Помню одну ночь ранней весной. Было уже поздно; вдруг меня зовут к телефону. Подхожу и слышу бас Чехова:
— Милсдарь, возьмите хорошего извозчика и заезжайте за мной. Поедемте кататься.
— Кататься? Ночью? — удивился я. — Что с вами, Антон Павлович?
— Влюблен.
— Это хорошо, но уже десятый час… И потом — вы можете простудиться…
— Молодой человек, не рассуждать-с! Через десять минут я был уже в Аутке. В доме, где зимой Чехов жил только с матерью, была, как всегда, мертвая тишина и темнота, — только из комнаты Евгении Яковлевны пробивался сквозь дверную щель свет, да тускло горели две свечечки в кабинете, теряясь в полумраке. И, как всегда, у меня сжалось сердце при виде этого тихого кабинета, где для Чехова протекло столько одиноких зимних вечеров, полных, может быть, горьких дум о судьбе, так одарившей его и так посмеявшейся над ним.
— Какая ночь! — сказал он мне с необычной даже для него мягкостью и какой-то грустной радостью, встречая меня на пороге кабинета. — А дома такая — скука! Только и радости, что затрещит телефон, да Софья Павловна спросит, что я делаю, а я отвечу: мышей ловлю. Поедемте в Орианду. Простужусь — наплевать!
{63} Ночь была теплая, тихая, с ясным месяцем, с легкими белыми облаками, с редкими лучистыми звездами в голубом глубоком небе. Экипаж мягко катился по белому шоссе, мы молчали, глядя на блестевшую тусклым золотом равнину моря. А потом пошел лес с легкими узорами теней, похожими на паутину, но уже по-весеннему нежный, красивый и задумчивый. Потом зачернели толпы кипарисов, возносившихся к лучистым звездам. И когда мы оставили экипаж и тихо пошли под ними, мимо голубовато-бледных в лунном свете развалин дворца, Чехов внезапно сказал мне:
— Знаете, сколько лет еще будут читать меня? Семь.
— Почему семь? — спросил я.
— Ну семь с половиной.
— Нет, — сказал я. — Поэзия живет долго и чем дальше, тем сильнее.
Он ничего не ответил, но когда мы сели где-то на скамью, с которой снова открылся вид на блестящее в месячном свете море, он скинул пенснэ и, поглядев на меня добрыми и усталыми глазами, сказал:
— Поэтами, милостивый государь, считаются только те, которые употребляют такие слова, как «серебристая даль», «аккорд» или «на бой, на бой, в борьбу со тьмой!»

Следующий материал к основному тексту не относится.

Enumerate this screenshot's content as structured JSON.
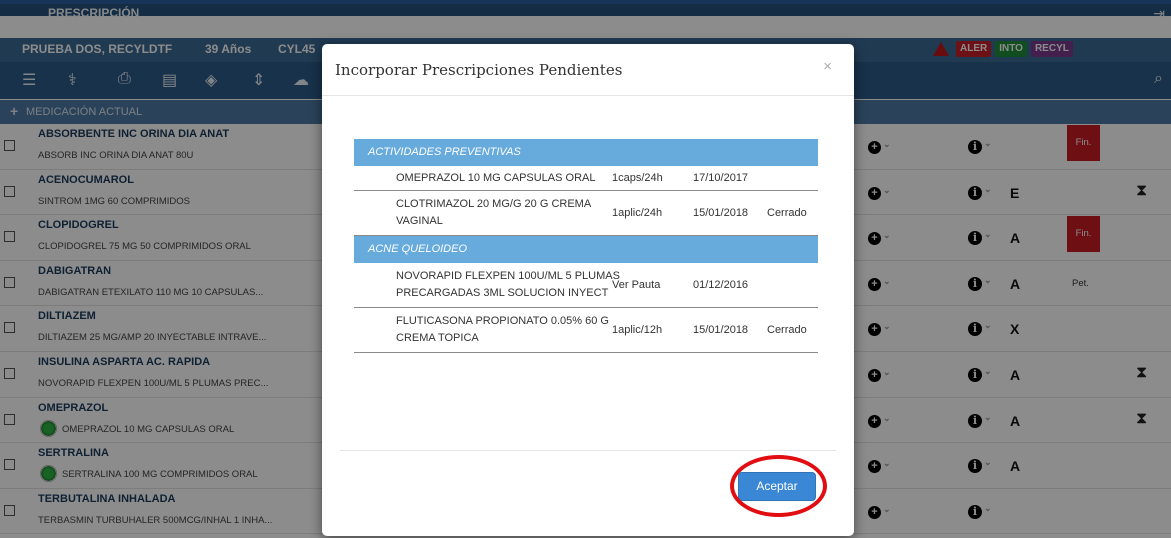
{
  "app": {
    "title": "PRESCRIPCIÓN",
    "patient": {
      "name": "PRUEBA DOS, RECYLDTF",
      "age": "39 Años",
      "code": "CYL45"
    },
    "alerts": [
      "ALER",
      "INTO",
      "RECYL"
    ],
    "section": "MEDICACIÓN ACTUAL"
  },
  "colors": {
    "header": "#25527c",
    "toolbar": "#2c5b89",
    "group": "#67aadc",
    "accept": "#3a87d6",
    "alert_red": "#c91d24",
    "ring": "#e10d10"
  },
  "medications": [
    {
      "name": "ABSORBENTE INC ORINA DIA ANAT",
      "desc": "ABSORB INC ORINA DIA ANAT 80U",
      "letter": "",
      "status": "Fin.",
      "pending": false,
      "dot": false
    },
    {
      "name": "ACENOCUMAROL",
      "desc": "SINTROM 1MG 60 COMPRIMIDOS",
      "letter": "E",
      "status": "",
      "pending": true,
      "dot": false
    },
    {
      "name": "CLOPIDOGREL",
      "desc": "CLOPIDOGREL 75 MG 50 COMPRIMIDOS ORAL",
      "letter": "A",
      "status": "Fin.",
      "pending": false,
      "dot": false
    },
    {
      "name": "DABIGATRAN",
      "desc": "DABIGATRAN ETEXILATO 110 MG 10 CAPSULAS...",
      "letter": "A",
      "status": "Pet.",
      "pending": false,
      "dot": false
    },
    {
      "name": "DILTIAZEM",
      "desc": "DILTIAZEM 25 MG/AMP 20 INYECTABLE INTRAVE...",
      "letter": "X",
      "status": "",
      "pending": false,
      "dot": false
    },
    {
      "name": "INSULINA ASPARTA AC. RAPIDA",
      "desc": "NOVORAPID FLEXPEN 100U/ML 5 PLUMAS PREC...",
      "letter": "A",
      "status": "",
      "pending": true,
      "dot": false
    },
    {
      "name": "OMEPRAZOL",
      "desc": "OMEPRAZOL 10 MG CAPSULAS ORAL",
      "letter": "A",
      "status": "",
      "pending": true,
      "dot": true
    },
    {
      "name": "SERTRALINA",
      "desc": "SERTRALINA 100 MG COMPRIMIDOS ORAL",
      "letter": "A",
      "status": "",
      "pending": false,
      "dot": true
    },
    {
      "name": "TERBUTALINA INHALADA",
      "desc": "TERBASMIN TURBUHALER 500MCG/INHAL 1 INHA...",
      "letter": "",
      "status": "",
      "pending": false,
      "dot": false
    }
  ],
  "modal": {
    "title": "Incorporar Prescripciones Pendientes",
    "close": "×",
    "accept_label": "Aceptar",
    "groups": [
      {
        "name": "ACTIVIDADES PREVENTIVAS",
        "rows": [
          {
            "name": [
              "OMEPRAZOL 10 MG CAPSULAS ORAL"
            ],
            "dose": "1caps/24h",
            "date": "17/10/2017",
            "state": ""
          },
          {
            "name": [
              "CLOTRIMAZOL 20 MG/G 20 G CREMA",
              "VAGINAL"
            ],
            "dose": "1aplic/24h",
            "date": "15/01/2018",
            "state": "Cerrado"
          }
        ]
      },
      {
        "name": "ACNE QUELOIDEO",
        "rows": [
          {
            "name": [
              "NOVORAPID FLEXPEN 100U/ML 5 PLUMAS",
              "PRECARGADAS 3ML SOLUCION INYECT"
            ],
            "dose": "Ver Pauta",
            "date": "01/12/2016",
            "state": ""
          },
          {
            "name": [
              "FLUTICASONA PROPIONATO 0.05% 60 G",
              "CREMA TOPICA"
            ],
            "dose": "1aplic/12h",
            "date": "15/01/2018",
            "state": "Cerrado"
          }
        ]
      }
    ]
  }
}
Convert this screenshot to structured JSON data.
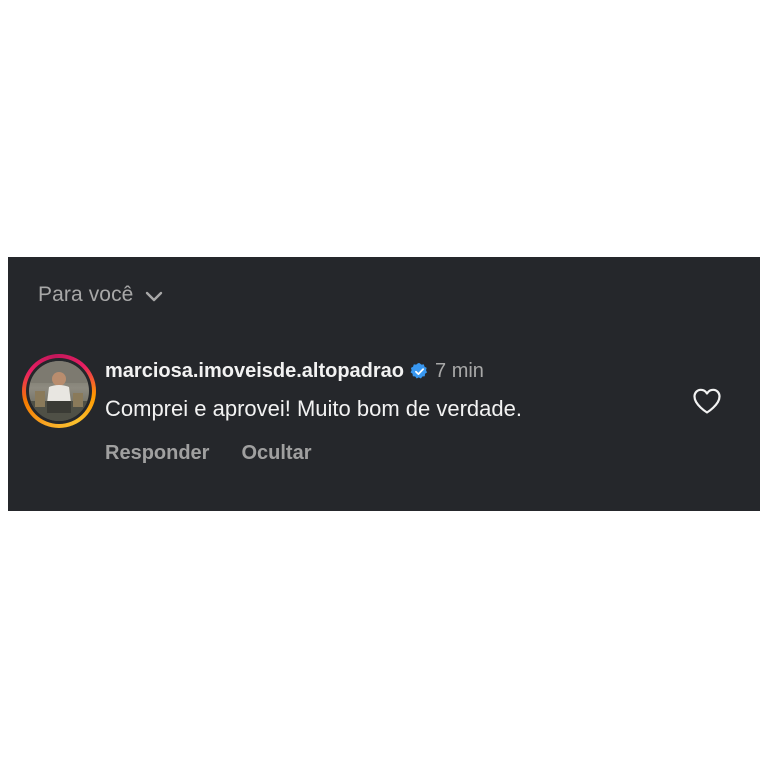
{
  "filter": {
    "label": "Para você",
    "icon": "chevron-down-icon"
  },
  "comment": {
    "username": "marciosa.imoveisde.altopadrao",
    "verified": true,
    "verified_color": "#3897f0",
    "time": "7 min",
    "text": "Comprei e aprovei! Muito bom de verdade.",
    "actions": {
      "reply": "Responder",
      "hide": "Ocultar"
    },
    "like_icon": "heart-outline-icon"
  },
  "colors": {
    "background": "#25272b",
    "text_primary": "#f2f2f2",
    "text_secondary": "#a8a8a8"
  }
}
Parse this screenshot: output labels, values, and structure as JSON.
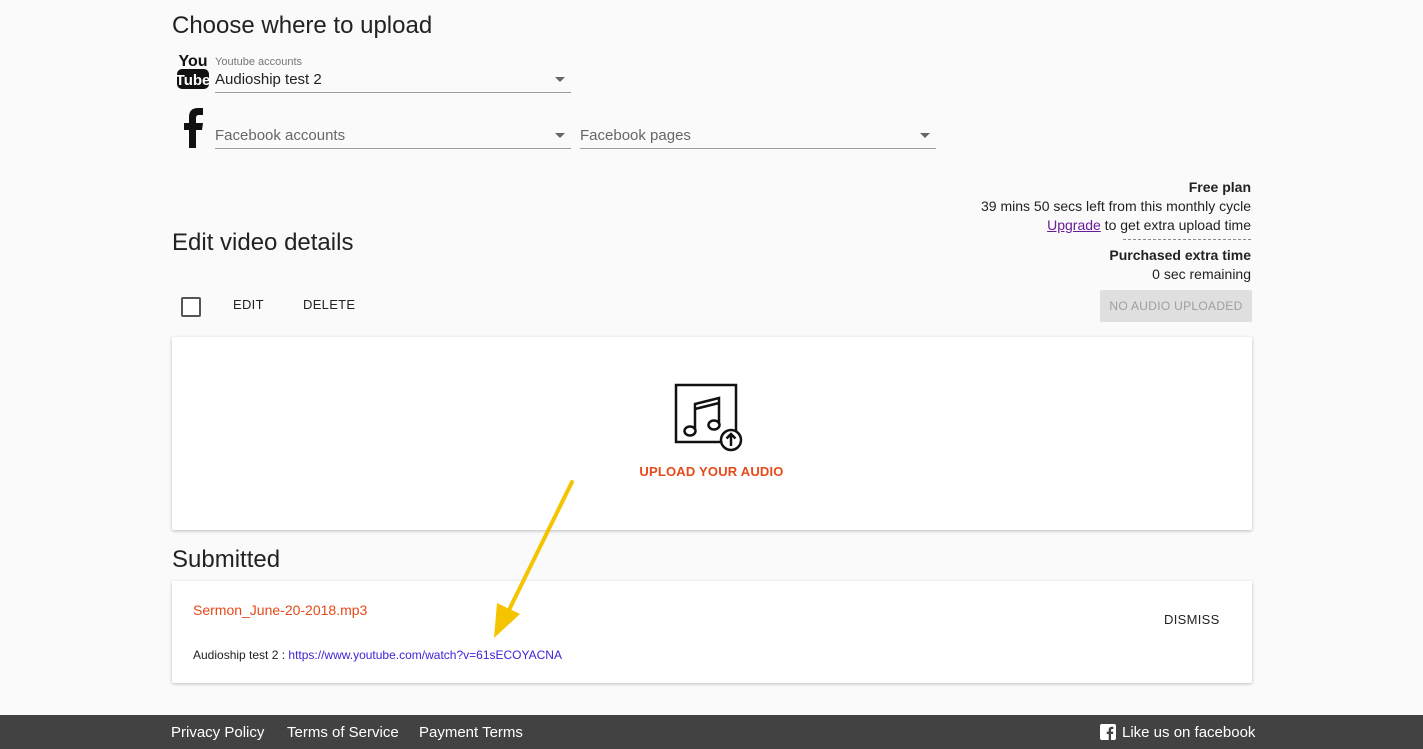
{
  "upload_section": {
    "title": "Choose where to upload",
    "youtube": {
      "label": "Youtube accounts",
      "value": "Audioship test 2"
    },
    "facebook": {
      "accounts_placeholder": "Facebook accounts",
      "pages_placeholder": "Facebook pages"
    }
  },
  "plan": {
    "title": "Free plan",
    "remaining": "39 mins 50 secs left from this monthly cycle",
    "upgrade_link": "Upgrade",
    "upgrade_suffix": " to get extra upload time",
    "extra_title": "Purchased extra time",
    "extra_remaining": "0 sec remaining"
  },
  "edit_section": {
    "title": "Edit video details",
    "edit_label": "EDIT",
    "delete_label": "DELETE",
    "status_button": "NO AUDIO UPLOADED",
    "upload_label": "UPLOAD YOUR AUDIO"
  },
  "submitted": {
    "title": "Submitted",
    "filename": "Sermon_June-20-2018.mp3",
    "account": "Audioship test 2 : ",
    "url": "https://www.youtube.com/watch?v=61sECOYACNA",
    "dismiss_label": "DISMISS"
  },
  "footer": {
    "privacy": "Privacy Policy",
    "terms": "Terms of Service",
    "payment": "Payment Terms",
    "facebook": "Like us on facebook"
  },
  "colors": {
    "accent": "#e64a19",
    "link": "#3f1fd6",
    "annotation_arrow": "#f5c400",
    "footer_bg": "#424242"
  }
}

— Вы грустны сегодня, Антон Павлович, — сказал я, глядя на его простое, доброе и прекрасное лицо, слегка бледное от лунного света.
Опустив глаза, он задумчиво копал концом палки мелкие камешки, но когда я сказал, что он грустен, он шутливо покосился на меня.
— Это вы грустны, — ответил он. — И грустны от того, что потратились на извозчика. А потом серьезно прибавил:
{63} — Читать же меня будут все-таки только семь лет, а жить мне осталось и того меньше: шесть. Не говорите только об этом одесским репортерам. На этот раз он ошибся: он прожил меньше. Умер он спокойно, без страданий, среди тишины и красоты летнего рассвета, который так любил всегда. И когда умер, «выражение счастья появилось на его сразу помолодевшем лице…» {64} III Весною 1900 г., когда в Крыму играл Художественный театр, я тоже приехал в Ялту. Встретился тут с Маминым-Сибиряком, Станюковичем, Горьким, Телешовым, Куприным. Привезены были четыре пьесы: «Чайка», «Дядя Ваня», «Одинокие» Гауптмана и «Гедда Габлер» Ибсена. Спектакли шли сначала в Севастополе, потом в Ялте.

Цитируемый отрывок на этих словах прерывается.